Key Findings of the Investigation
Detailed through more than seven hundred and fifty pages covering two volumes, the results paint a consistent narrative of hesitation, failure to act as well as an evident inability to learn from experience.
The account about the beginning of the pandemic at the beginning of 2020 is portrayed as notably brutal, calling the month of February as being "a month of inaction."
Government Errors Highlighted
- The report questions the reasons why the then prime minister neglected to lead one session of the emergency response team during February.
- The response to the virus essentially paused over the mid-term vacation.
- During the second week of that March, the state of affairs was described as "nearly disastrous," due to no proper plan, a lack of testing and therefore little understanding about how far Covid was spreading.
Possible Outcome
While admitting that the choice to implement confinement had been unprecedented and extremely challenging, implementing other action to slow the spread of Covid more quickly could have meant a lockdown may not have been necessary, or alternatively proved of shorter duration.

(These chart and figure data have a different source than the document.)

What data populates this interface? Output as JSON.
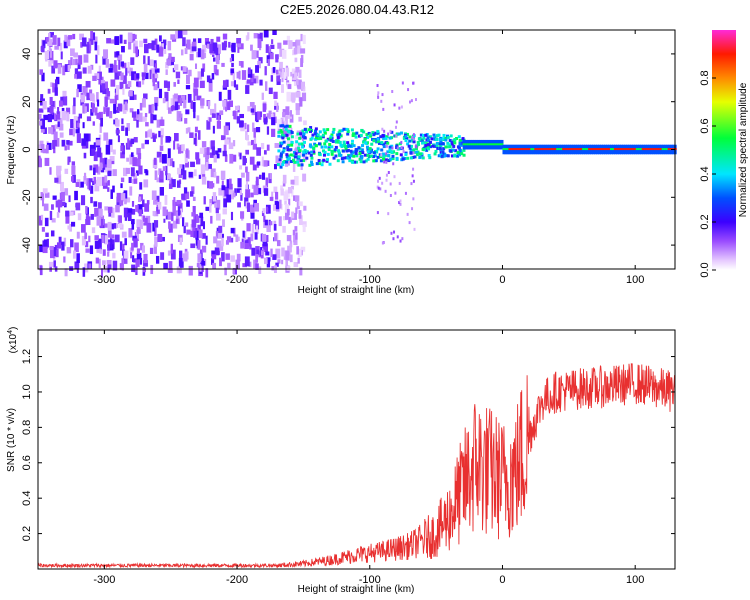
{
  "title": "C2E5.2026.080.04.43.R12",
  "chart_data": [
    {
      "type": "heatmap",
      "title": "",
      "xlabel": "Height of straight line (km)",
      "ylabel": "Frequency (Hz)",
      "xlim": [
        -350,
        130
      ],
      "ylim": [
        -50,
        50
      ],
      "xticks": [
        -300,
        -200,
        -100,
        0,
        100
      ],
      "yticks": [
        -40,
        -20,
        0,
        20,
        40
      ],
      "colorbar": {
        "label": "Normalized spectral amplitude",
        "range": [
          0,
          1
        ],
        "ticks": [
          0.0,
          0.2,
          0.4,
          0.6,
          0.8
        ]
      },
      "regions": [
        {
          "description": "broadband noise",
          "x_range": [
            -350,
            -170
          ],
          "f_range": [
            -50,
            50
          ],
          "amplitude": 0.1
        },
        {
          "description": "signal onset",
          "x_range": [
            -170,
            -30
          ],
          "f_range": [
            -10,
            10
          ],
          "amplitude": 0.4
        },
        {
          "description": "narrowband tone",
          "x_range": [
            -30,
            130
          ],
          "f_center": 0,
          "f_halfwidth": 2,
          "amplitude": 0.9
        }
      ]
    },
    {
      "type": "line",
      "title": "",
      "xlabel": "Height of straight line (km)",
      "ylabel": "SNR (10 * v/v)",
      "yscale_label": "(x10",
      "yscale_exp": "4",
      "yscale_suffix": ")",
      "xlim": [
        -350,
        130
      ],
      "ylim": [
        0,
        1.35
      ],
      "xticks": [
        -300,
        -200,
        -100,
        0,
        100
      ],
      "yticks": [
        0.2,
        0.4,
        0.6,
        0.8,
        1.0,
        1.2
      ],
      "series": [
        {
          "color": "#e83030",
          "x": [
            -350,
            -300,
            -250,
            -200,
            -170,
            -150,
            -130,
            -110,
            -90,
            -70,
            -50,
            -40,
            -30,
            -20,
            -10,
            0,
            10,
            20,
            30,
            40,
            60,
            80,
            100,
            130
          ],
          "y": [
            0.02,
            0.02,
            0.02,
            0.02,
            0.02,
            0.03,
            0.05,
            0.08,
            0.1,
            0.13,
            0.2,
            0.3,
            0.45,
            0.6,
            0.55,
            0.5,
            0.55,
            0.75,
            0.95,
            1.0,
            1.02,
            1.03,
            1.05,
            1.0
          ]
        }
      ]
    }
  ]
}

By the time a lockdown was necessary, the report went on, had it been imposed a week earlier, projections indicated that could have cut the total of lives lost within England in the first wave of the pandemic by almost half, representing twenty-three thousand lives saved.

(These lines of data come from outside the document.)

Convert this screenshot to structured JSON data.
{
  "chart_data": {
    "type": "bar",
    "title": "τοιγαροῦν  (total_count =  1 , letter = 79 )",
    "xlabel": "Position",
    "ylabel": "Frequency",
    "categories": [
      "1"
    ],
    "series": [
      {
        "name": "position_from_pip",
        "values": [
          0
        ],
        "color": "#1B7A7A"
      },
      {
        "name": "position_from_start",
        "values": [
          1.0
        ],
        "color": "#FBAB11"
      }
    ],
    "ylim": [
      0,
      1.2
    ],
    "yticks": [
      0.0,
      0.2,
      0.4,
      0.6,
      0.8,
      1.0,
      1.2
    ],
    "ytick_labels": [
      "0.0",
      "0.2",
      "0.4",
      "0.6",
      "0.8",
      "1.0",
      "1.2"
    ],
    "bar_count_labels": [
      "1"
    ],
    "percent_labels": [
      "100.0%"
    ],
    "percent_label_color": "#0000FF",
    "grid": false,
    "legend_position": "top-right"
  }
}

The failure to understand the magnitude of the risk, or the immediacy for measures it demanded, led to the fact that by the time the possibility of compulsory confinement was first discussed it had become too late and such measures were inevitable.
Recurring Errors
The inquiry further noted how many of these mistakes – reacting belatedly and underestimating the pace and impact of the virus's transmission – were then repeated subsequently in 2020, when controls were eased only to be belatedly reintroduced in the face of spreading mutations.
It calls such repetition "unacceptable," noting that the government did not to learn lessons during successive phases.
Overall Toll
The UK suffered one of the worst Covid outbreaks in Europe, recording about two hundred forty thousand Covid-related fatalities.
The inquiry is the latest by the ongoing inquiry regarding each part of the management and handling to Covid, which started in previous years and is scheduled to continue through 2027.